Opinion
4:18-cv-01962-SEP
02-14-2022
MEMORANDUM AND ORDER
SARAH E. PITLYK, UNITED STATES DISTRICT JUDGE
Before the Court is the parties' Joint Submission regarding the deposition of Canteen CEO, Peter Fetherston. Doc. 150. On November 12, 2021, Plaintiffs filed a Joint Motion for Discovery Conference to resolve a dispute regarding the deposition of Mr. Fetherston. Doc. 133. Fetherston is one of three high-level Canteen officers who allegedly directed a survey of Canteen's “two-tier” vending machines, which are the subject of this case. At the time of filing, David Goldring, Canteen's CFO, had already been deposed and had testified that he, Fetherston, and Michael Coffey, Canteen's CIO, were the sole decisionmakers with respect to the survey. Doc. 133 at 2. Plaintiffs thus sought to depose both Coffey and Fetherston to get their perspectives on the survey. Defendant acquiesced with respect to Coffey, but objected as to Fetherston, citing the apex deposition doctrine. Id. at 3-4.
The apex deposition doctrine prohibits a plaintiff from deposing a high-level corporate officer unless the plaintiff can show that “(1) the executive has unique or special knowledge of the facts at issue, and (2) other less burdensome avenues for obtaining the information sought have been exhausted.” Drake v. Steak N Shake Operations, Inc. 2018 WL 3625769, at *1 (E.D. Mo. July 30, 2018) (denying motion to compel deposition of CEO on special knowledge prong) (quoting Gladue v. Saint Francis Med. Ctr., 2014 WL 7205153, at *1 (E.D. Mo. Dec. 17, 2014) (denying motion on both prongs: CEO did not participate in the plaintiff's termination and thus had no special knowledge of the pertinent facts; plaintiff did not exhaust other measures, such as deposing members of the defendant's leadership team who were involved in the termination)).
On January 18, 2022, the Court held a hearing on the Motion for Discovery Conference. Doc. 145. The parties informed the Court that Coffey had not yet been deposed. Because Coffey's deposition might have yielded the information Plaintiffs sought, the Court instructed the parties to proceed with that deposition and, if thereafter Plaintiffs still believed that Fetherston had some unique or special knowledge of the survey, the Court would reconsider Plaintiffs' request to depose Fetherston.

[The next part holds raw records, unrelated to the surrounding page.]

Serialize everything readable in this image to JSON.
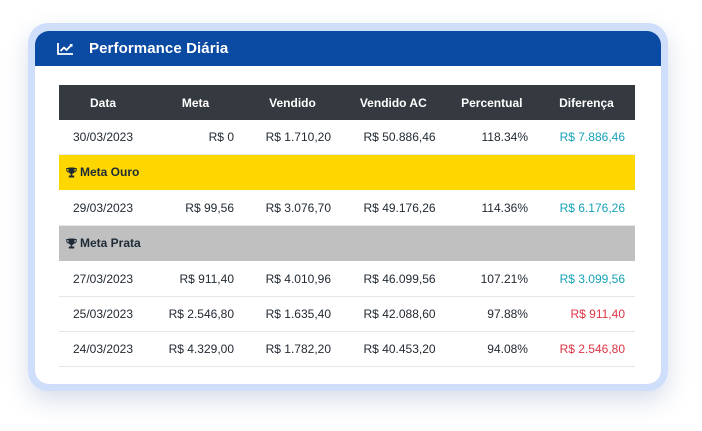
{
  "card": {
    "title": "Performance Diária",
    "icon": "line-chart-icon"
  },
  "table": {
    "headers": [
      "Data",
      "Meta",
      "Vendido",
      "Vendido AC",
      "Percentual",
      "Diferença"
    ],
    "rows": [
      {
        "data": "30/03/2023",
        "meta": "R$ 0",
        "vendido": "R$ 1.710,20",
        "vendido_ac": "R$ 50.886,46",
        "percentual": "118.34%",
        "diferenca": "R$ 7.886,46",
        "status": "positive"
      },
      {
        "separator": "Meta Ouro",
        "icon": "trophy-icon",
        "color": "#FFD700"
      },
      {
        "data": "29/03/2023",
        "meta": "R$ 99,56",
        "vendido": "R$ 3.076,70",
        "vendido_ac": "R$ 49.176,26",
        "percentual": "114.36%",
        "diferenca": "R$ 6.176,26",
        "status": "positive"
      },
      {
        "separator": "Meta Prata",
        "icon": "trophy-icon",
        "color": "#C0C0C0"
      },
      {
        "data": "27/03/2023",
        "meta": "R$ 911,40",
        "vendido": "R$ 4.010,96",
        "vendido_ac": "R$ 46.099,56",
        "percentual": "107.21%",
        "diferenca": "R$ 3.099,56",
        "status": "positive"
      },
      {
        "data": "25/03/2023",
        "meta": "R$ 2.546,80",
        "vendido": "R$ 1.635,40",
        "vendido_ac": "R$ 42.088,60",
        "percentual": "97.88%",
        "diferenca": "R$ 911,40",
        "status": "negative"
      },
      {
        "data": "24/03/2023",
        "meta": "R$ 4.329,00",
        "vendido": "R$ 1.782,20",
        "vendido_ac": "R$ 40.453,20",
        "percentual": "94.08%",
        "diferenca": "R$ 2.546,80",
        "status": "negative"
      }
    ]
  },
  "colors": {
    "header_bg": "#0B4AA2",
    "table_header_bg": "#343A40",
    "positive": "#17A2B8",
    "negative": "#DC3545",
    "gold": "#FFD700",
    "silver": "#C0C0C0"
  }
}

On February 4th, Plaintiffs took the deposition of Coffey, who disagreed with Goldring's testimony regarding his role in the survey decision-making process. Doc. 150 at 2. Plaintiffs thereafter filed this Joint Submission requesting that the Court order Fetherston's deposition. Plaintiffs argue that Fetherston, as one of three alleged decisionmakers, has unique knowledge as to the decision-making process regarding the survey, especially in light of Coffey's testimony that it was really Fetherston and Goldring who made the decisions. Plaintiffs further argue that, by conducting the deposition of the other two decisionmakers, they have exhausted other less burdensome avenues. Defendant argues that Coffey's testimony does not change the situation, and that Fetherston still has no special or unique knowledge of the survey.
The Court agrees with Plaintiffs. The facts show that three officers were involved in the decision-making process for the survey. Two of those officers have testified, and their testimony is apparently, to some extent, contradictory. As such, it makes sense to depose the third officer. Moreover, Plaintiffs are not demanding carte blanche to depose a CEO about any and all matters within the CEO's purview; they seek to question Fetherston about a specific survey in which he and two other officers were uniquely involved. The Court thus finds that Fetherston has unique or special knowledge of the decision-making process surrounding the survey and that Plaintiffs have exhausted other less burdensome avenues.
Plaintiffs have further offered to limit Fetherston's deposition to two hours of “on the record” time. Doc. 150 at 3. Defendant requests that the deposition also be limited to “the company's decision to conduct the survey.” Id. at 5. The Court finds both accommodations to be reasonable.
Accordingly, IT IS HEREBY ORDERED that Canteen CEO, Peter Fetherston, shall appear in response to Plaintiffs' deposition notice within twenty-one (21) days, at a date and time convenient for all parties. The deposition shall be limited to two (2) hours on the record and to questions relating to Canteen's decision to conduct the survey and Mr. Fetherston's role in that decision-making process.
IT IS FURTHER ORDERED that failure to comply with this Order may result in sanctions to be determined by the Court.